People move out after graduation and that has been a tradition for the most and well, being a good pupil, I felt like doing so. So, I moved out… of the country. Went too literal there. *Sighs*
So I had to immigrate to USA. At first sight it might seem exciting and for quite some time it did to me too. Though how can you leave a place you were born in and lived all your life there? One simple can’t. I didn’t think it would be so hard to leave something, but to wrap it up into simpler words, I felt so much attached to the things around that I counted exactly 12 stairs at my home and memorized each of them like they were so precious a diamond to me (weird). It was like ‘Oh stairs, I don’t want to leave you brothers even when you gave me a scar on my face. I still love you stairs (more weird). Basically everything.
But it was all okay. I was moving to the greatest country in the world anyways right? At least that’s what I thought until I reached there only to realize it was not at all up to the hype. I mean yes it is great and all, it has got fun things and it has got Six Flags, and California (just a beautiful state, you stinking brain) and it is so clean everywhere that my brother licked all his ice-cream off the pavement, and people are nice everywhere (a girl bought him a new ice-cream cone after he finished licking) and then to compare with, India has got… We got GST! *sighs* But I still missed India.
So, god sends a cool gift and somehow I get to come back to my birthplace! (The cool gift here was a Walmart giftcard)
Fast forward to. me -15 minutes before landing at Ahmedabad airport
“So much has happened since I last saw you, I lost my social life (a thin social life which already was so thin and hence barely visible) it is just like yesterday, seems so fresh, and I went to a journey of self-discovery, and you and I had a fight.” (Awkwardly keeping quiet about that reference)
Fast forward to now-
I get off the plane, my friends come to drive me home (so nice of them to make me drive instead, that too after a 25 hour journey with little to no sleep), I get to home, get into the routine. Anyways, I had basically estimated minimum to no change since it had only been three months and good for me India develops at slow pace.
(Some reader – I thought you were talking good about the country since you love it.
Me- I’m trying okay?)
But ever since I got back I just find myself mostly swearing at things, I swear at the traffic, I swear at people, I swear at the heat and dirt, I swear at long queues and I swear at people in the queues, I feel like I have been a complete sociopath. There’s so much abundance of time here. It seriously annoys me how free people can be! Has been a week since I came and for a guy who never woke up before 10 on holiday here, I am waking up at 6 consistently although I have no important business. Moreover the same people who would have been my ‘mains’ feel like such annoying that I have to ask myself if they were always this annoying. It is funny how the things I’d have rather kept loving about has been a complete nuisance and now that I hate it as much as I hate to admit that I was a part of it. I don’t know, I think I keep doing that only because my parents are halfway across and I just want to be with them, I guess this is the real moving out.

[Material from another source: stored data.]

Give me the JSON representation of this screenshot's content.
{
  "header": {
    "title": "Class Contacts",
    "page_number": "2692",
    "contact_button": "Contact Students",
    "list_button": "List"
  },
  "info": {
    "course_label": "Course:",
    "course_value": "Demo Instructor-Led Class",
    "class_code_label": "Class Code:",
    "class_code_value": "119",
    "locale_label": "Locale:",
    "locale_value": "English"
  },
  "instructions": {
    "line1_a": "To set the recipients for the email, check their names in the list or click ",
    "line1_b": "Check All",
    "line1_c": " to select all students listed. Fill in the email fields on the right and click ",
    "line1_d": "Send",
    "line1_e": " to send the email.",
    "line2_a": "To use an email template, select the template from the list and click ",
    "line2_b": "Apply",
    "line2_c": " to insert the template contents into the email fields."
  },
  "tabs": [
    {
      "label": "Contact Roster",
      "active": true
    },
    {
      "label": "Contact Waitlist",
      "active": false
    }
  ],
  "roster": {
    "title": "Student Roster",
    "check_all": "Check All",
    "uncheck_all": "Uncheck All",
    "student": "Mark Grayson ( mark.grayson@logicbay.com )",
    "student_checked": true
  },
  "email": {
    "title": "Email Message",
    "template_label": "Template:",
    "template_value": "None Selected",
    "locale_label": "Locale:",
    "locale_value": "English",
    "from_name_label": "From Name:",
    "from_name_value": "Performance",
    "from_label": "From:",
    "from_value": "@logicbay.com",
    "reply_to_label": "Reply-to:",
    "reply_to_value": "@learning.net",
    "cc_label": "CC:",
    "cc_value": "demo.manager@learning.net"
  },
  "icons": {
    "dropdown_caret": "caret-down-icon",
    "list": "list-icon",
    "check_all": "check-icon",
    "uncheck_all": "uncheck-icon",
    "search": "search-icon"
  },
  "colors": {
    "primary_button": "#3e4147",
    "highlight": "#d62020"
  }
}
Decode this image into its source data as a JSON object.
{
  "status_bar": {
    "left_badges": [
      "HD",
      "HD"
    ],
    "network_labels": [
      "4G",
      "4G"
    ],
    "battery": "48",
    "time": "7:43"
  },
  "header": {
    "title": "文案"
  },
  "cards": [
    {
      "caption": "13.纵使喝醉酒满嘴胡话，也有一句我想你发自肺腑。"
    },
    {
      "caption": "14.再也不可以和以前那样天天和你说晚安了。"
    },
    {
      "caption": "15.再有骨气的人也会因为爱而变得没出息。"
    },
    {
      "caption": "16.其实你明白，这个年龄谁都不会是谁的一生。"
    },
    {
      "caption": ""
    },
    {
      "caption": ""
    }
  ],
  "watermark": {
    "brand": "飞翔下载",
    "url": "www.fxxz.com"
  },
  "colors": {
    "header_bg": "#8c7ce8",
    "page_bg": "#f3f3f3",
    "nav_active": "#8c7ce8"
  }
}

So, I would still feel like I don’t really hate India, I mean I have lived here and it didn’t matter anyways, it won’t matter ever. How much ever I keep swearing there’s a little part of me left un-annoyed saying even if it were 3 decades instead of months I won’t ever stop loving the things I had left back. All these things, I carry a part of them and so I can’t just simply hate them because I have been distant or even if someone asks me to do as such. So no matter what, how much bad a break I am still going to love you.